Both interfaces have had DNS/rDNS configured on a central DNS server.
I have gone through this guide http://hadoop.apache.org/docs/current/hadoop-project-dist/hadoop-hdfs/HdfsMultihoming.html
and enabled those options through ambari.
When adding a new dataNode, I specify its hostname of the management interface. I did few benchmark, and found that the HDFS does not use the 25GbE network at all.
I am wondering if I am still missing something to fully enable multihoming for HDFS?
When you try to connect to one datanode from another, the connection has to be going through 25GbE network. This is most likely a DNS setup issue. Try with ping and nc to see which network is used when connecting between 2 data nodes.
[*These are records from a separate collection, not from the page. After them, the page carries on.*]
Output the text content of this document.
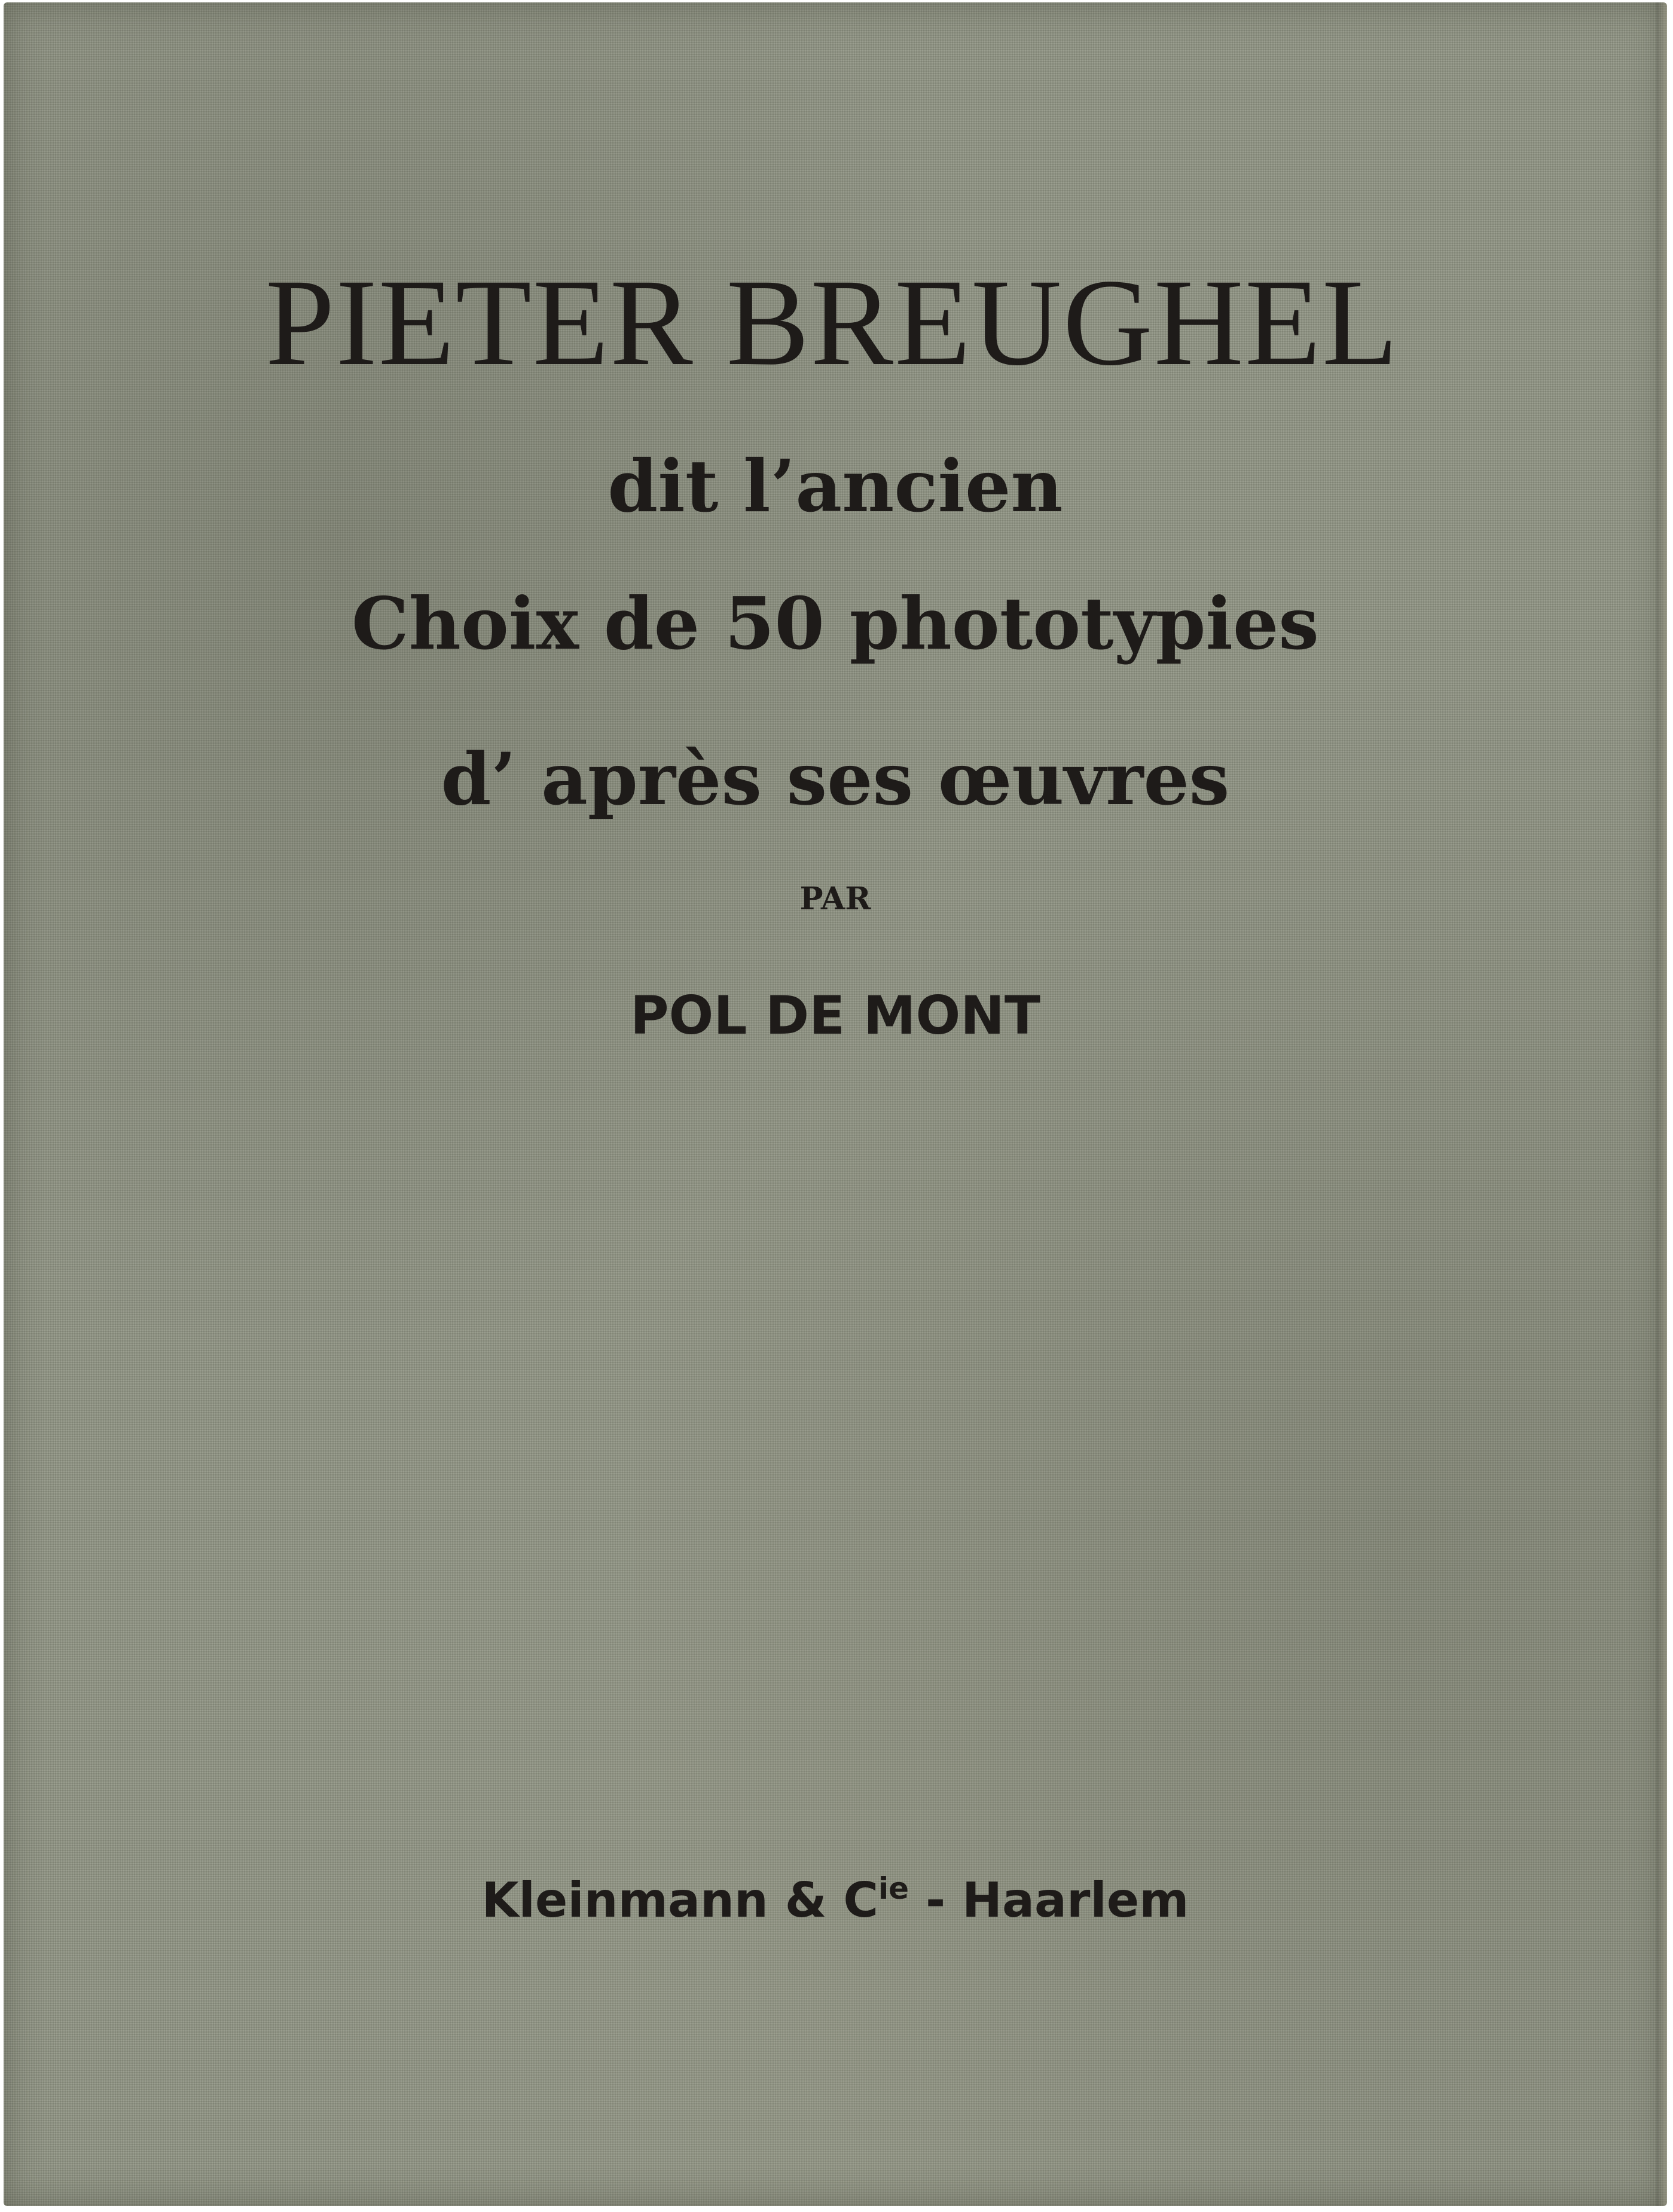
PIETER BREUGHEL
dit l’ancien
Choix de 50 phototypies
d’ après ses œuvres
PAR
POL DE MONT
Kleinmann & $C^{ie}$ - Haarlem
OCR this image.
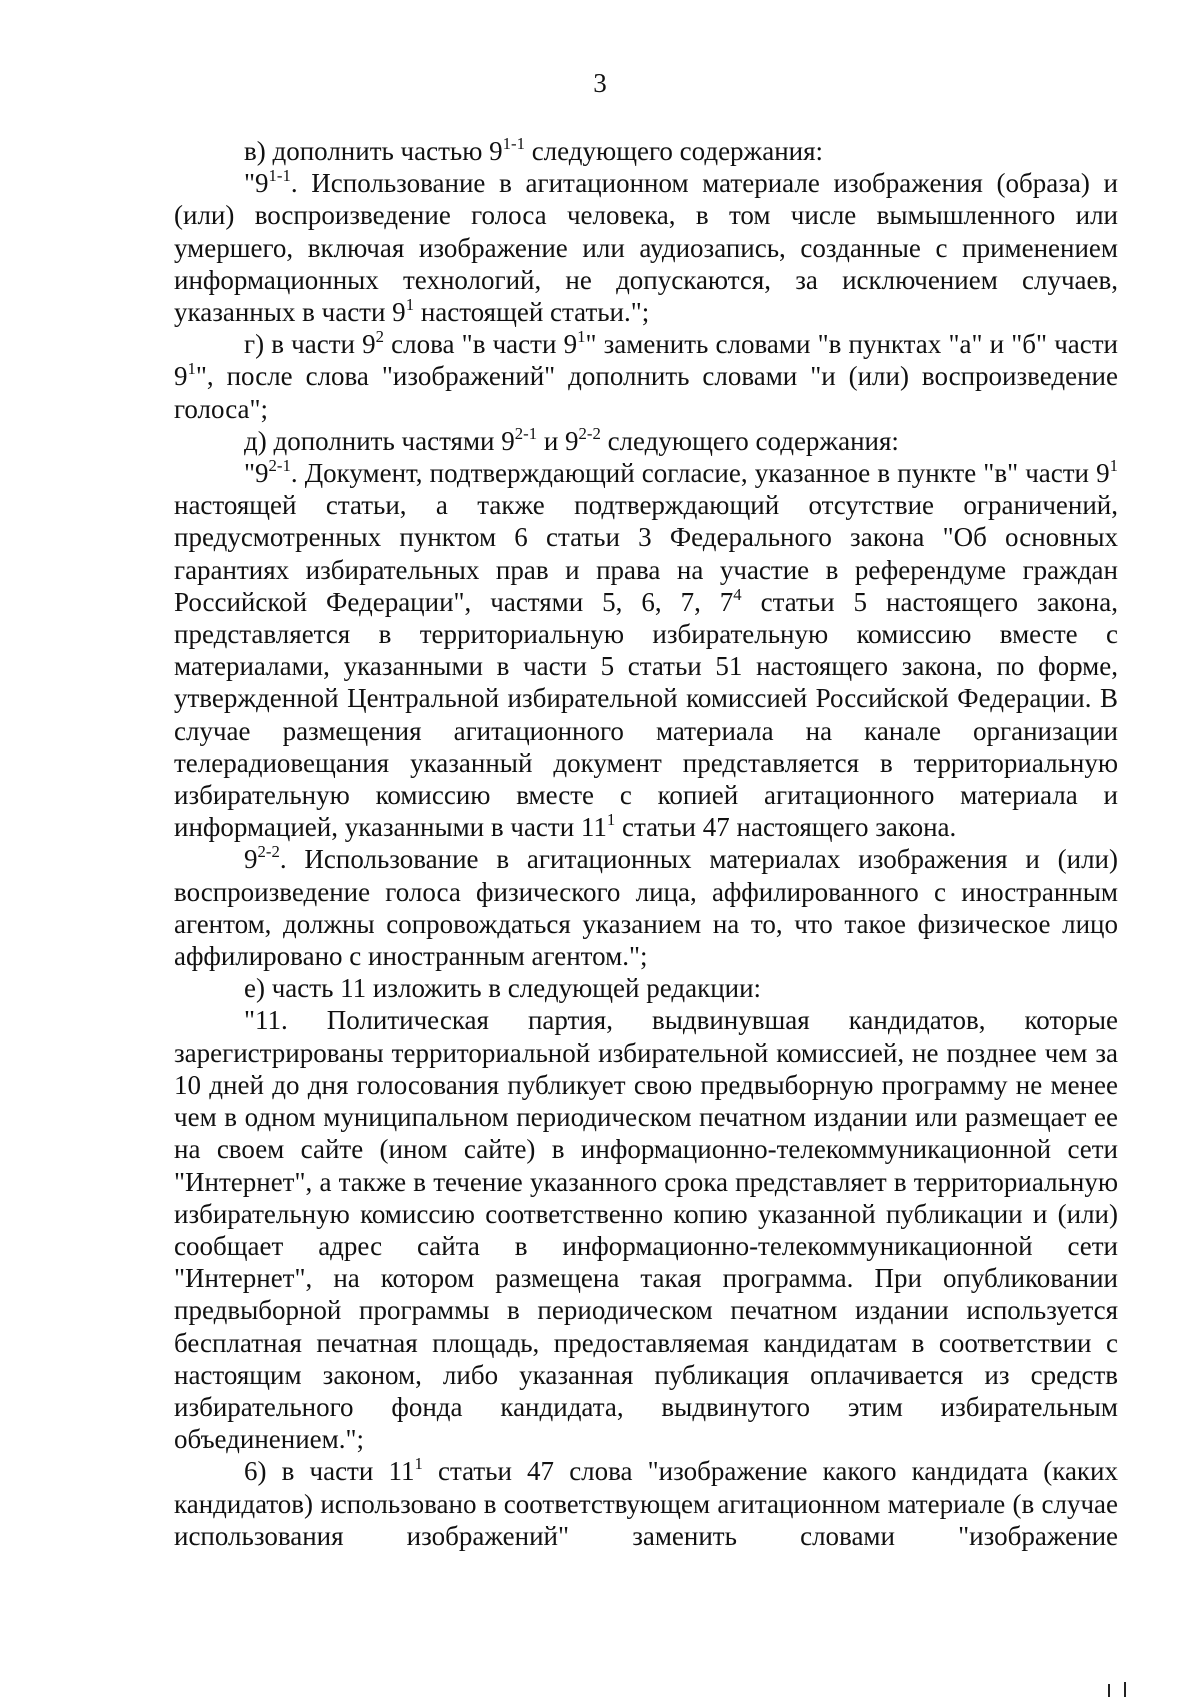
3

в) дополнить частью 9$^{1-1}$ следующего содержания:

"9$^{1-1}$. Использование в агитационном материале изображения (образа) и (или) воспроизведение голоса человека, в том числе вымышленного или умершего, включая изображение или аудиозапись, созданные с применением информационных технологий, не допускаются, за исключением случаев, указанных в части $9^1$ настоящей статьи.";

г) в части $9^2$ слова "в части $9^1$" заменить словами "в пунктах "а" и "б" части $9^1$", после слова "изображений" дополнить словами "и (или) воспроизведение голоса";

д) дополнить частями 9$^{2-1}$ и 9$^{2-2}$ следующего содержания:

"9$^{2-1}$. Документ, подтверждающий согласие, указанное в пункте "в" части $9^1$ настоящей статьи, а также подтверждающий отсутствие ограничений, предусмотренных пунктом 6 статьи 3 Федерального закона "Об основных гарантиях избирательных прав и права на участие в референдуме граждан Российской Федерации", частями 5, 6, 7, $7^4$ статьи 5 настоящего закона, представляется в территориальную избирательную комиссию вместе с материалами, указанными в части 5 статьи 51 настоящего закона, по форме, утвержденной Центральной избирательной комиссией Российской Федерации. В случае размещения агитационного материала на канале организации телерадиовещания указанный документ представляется в территориальную избирательную комиссию вместе с копией агитационного материала и информацией, указанными в части $11^1$ статьи 47 настоящего закона.

9$^{2-2}$. Использование в агитационных материалах изображения и (или) воспроизведение голоса физического лица, аффилированного с иностранным агентом, должны сопровождаться указанием на то, что такое физическое лицо аффилировано с иностранным агентом.";

е) часть 11 изложить в следующей редакции:

"11. Политическая партия, выдвинувшая кандидатов, которые зарегистрированы территориальной избирательной комиссией, не позднее чем за 10 дней до дня голосования публикует свою предвыборную программу не менее чем в одном муниципальном периодическом печатном издании или размещает ее на своем сайте (ином сайте) в информационно-телекоммуникационной сети "Интернет", а также в течение указанного срока представляет в территориальную избирательную комиссию соответственно копию указанной публикации и (или) сообщает адрес сайта в информационно-телекоммуникационной сети "Интернет", на котором размещена такая программа. При опубликовании предвыборной программы в периодическом печатном издании используется бесплатная печатная площадь, предоставляемая кандидатам в соответствии с настоящим законом, либо указанная публикация оплачивается из средств избирательного фонда кандидата, выдвинутого этим избирательным объединением.";

6) в части $11^1$ статьи 47 слова "изображение какого кандидата (каких кандидатов) использовано в соответствующем агитационном материале (в случае использования изображений" заменить словами "изображение
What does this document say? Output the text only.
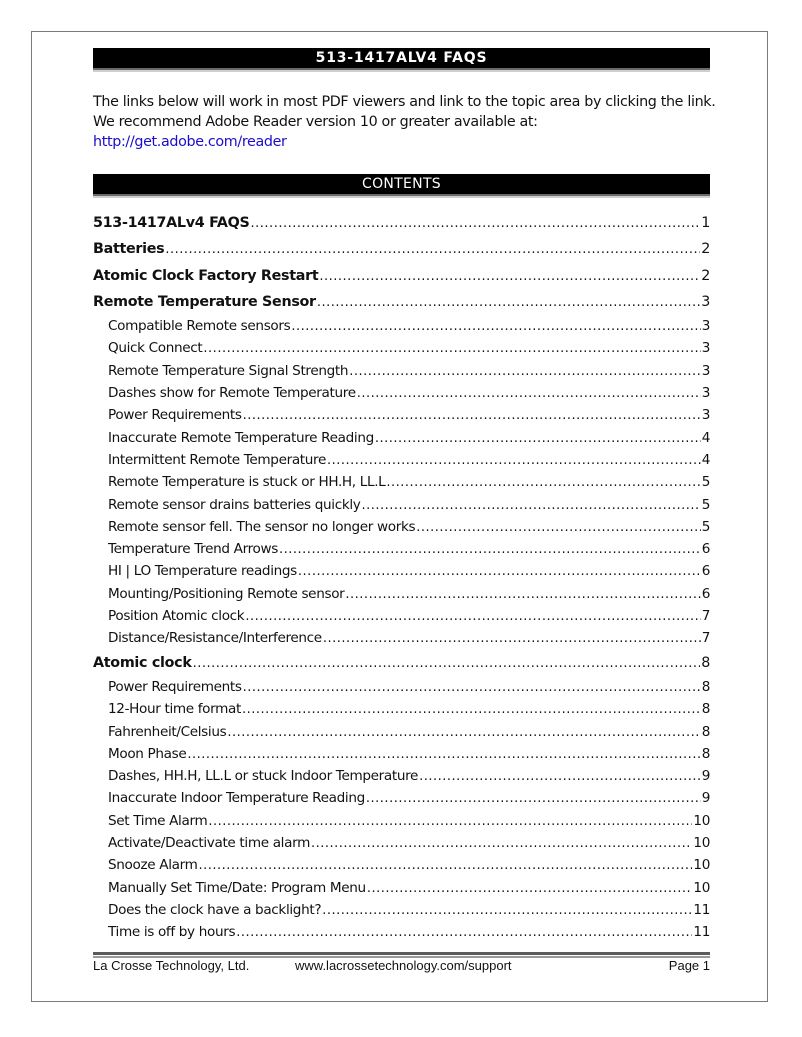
513-1417ALV4 FAQS
The links below will work in most PDF viewers and link to the topic area by clicking the link. We recommend Adobe Reader version 10 or greater available at:
http://get.adobe.com/reader
CONTENTS
513-1417ALv4 FAQS .....	1
Batteries .....	2
Atomic Clock Factory Restart .....	2
Remote Temperature Sensor .....	3
Compatible Remote sensors .....	3
Quick Connect .....	3
Remote Temperature Signal Strength .....	3
Dashes show for Remote Temperature .....	3
Power Requirements .....	3
Inaccurate Remote Temperature Reading .....	4
Intermittent Remote Temperature .....	4
Remote Temperature is stuck or HH.H, LL.L .....	5
Remote sensor drains batteries quickly .....	5
Remote sensor fell. The sensor no longer works .....	5
Temperature Trend Arrows .....	6
HI | LO Temperature readings .....	6
Mounting/Positioning Remote sensor .....	6
Position Atomic clock .....	7
Distance/Resistance/Interference .....	7
Atomic clock .....	8
Power Requirements .....	8
12-Hour time format .....	8
Fahrenheit/Celsius .....	8
Moon Phase .....	8
Dashes, HH.H, LL.L or stuck Indoor Temperature .....	9
Inaccurate Indoor Temperature Reading .....	9
Set Time Alarm .....	10
Activate/Deactivate time alarm .....	10
Snooze Alarm .....	10
Manually Set Time/Date: Program Menu .....	10
Does the clock have a backlight? .....	11
Time is off by hours .....	11
La Crosse Technology, Ltd.	www.lacrossetechnology.com/support	Page 1
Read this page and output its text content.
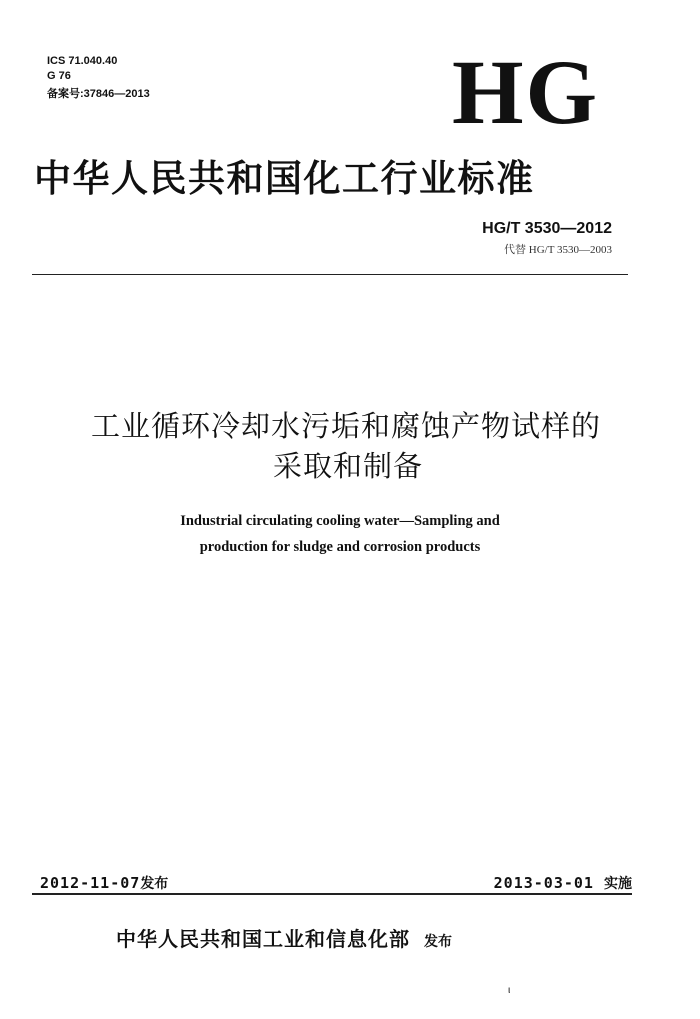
ICS 71.040.40
G 76
备案号:37846—2013	HG
中华人民共和国化工行业标准
HG/T 3530—2012
代替 HG/T 3530—2003
工业循环冷却水污垢和腐蚀产物试样的
采取和制备
Industrial circulating cooling water—Sampling and
production for sludge and corrosion products
2012-11-07发布	2013-03-01 实施
中华人民共和国工业和信息化部 发布
ι
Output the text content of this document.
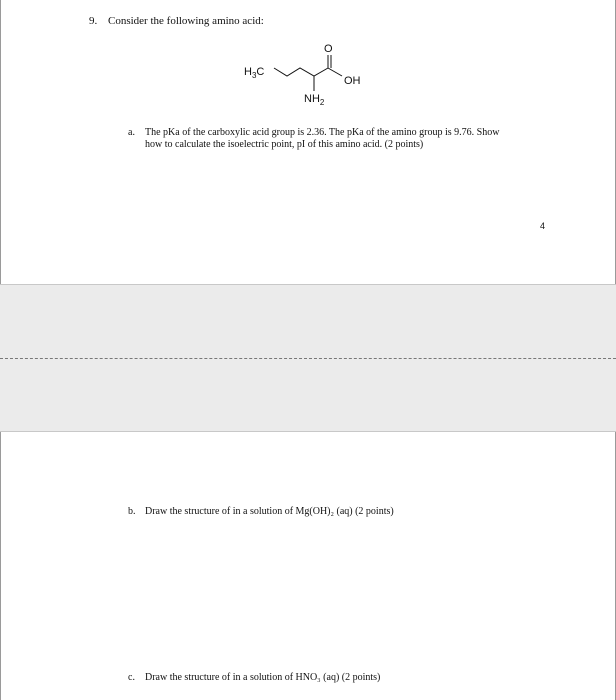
9. Consider the following amino acid:
$H_3C$
O
OH
$NH_2$
a. The pKa of the carboxylic acid group is 2.36. The pKa of the amino group is 9.76. Show
how to calculate the isoelectric point, pI of this amino acid. (2 points)
4
b. Draw the structure of in a solution of Mg(OH)₂ (aq) (2 points)
c. Draw the structure of in a solution of HNO₃ (aq) (2 points)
@Derrick Lin Please take a look at article https://community.hortonworks.com/content/kbentry/24277/parameters-for-multi-homing.html
There is more to multi-home configuration than is in the HDFS document, and the more complete discussion may help you resolve your problem, especially wrt DNS and naming. Biggest question being, do the cluster hosts have the same name on all networks? Hope this helps.
Thanks everyone, I read:
This is not the case on my environment, but that's OK. We will just register all nodes via 25GbE high speed network for now then.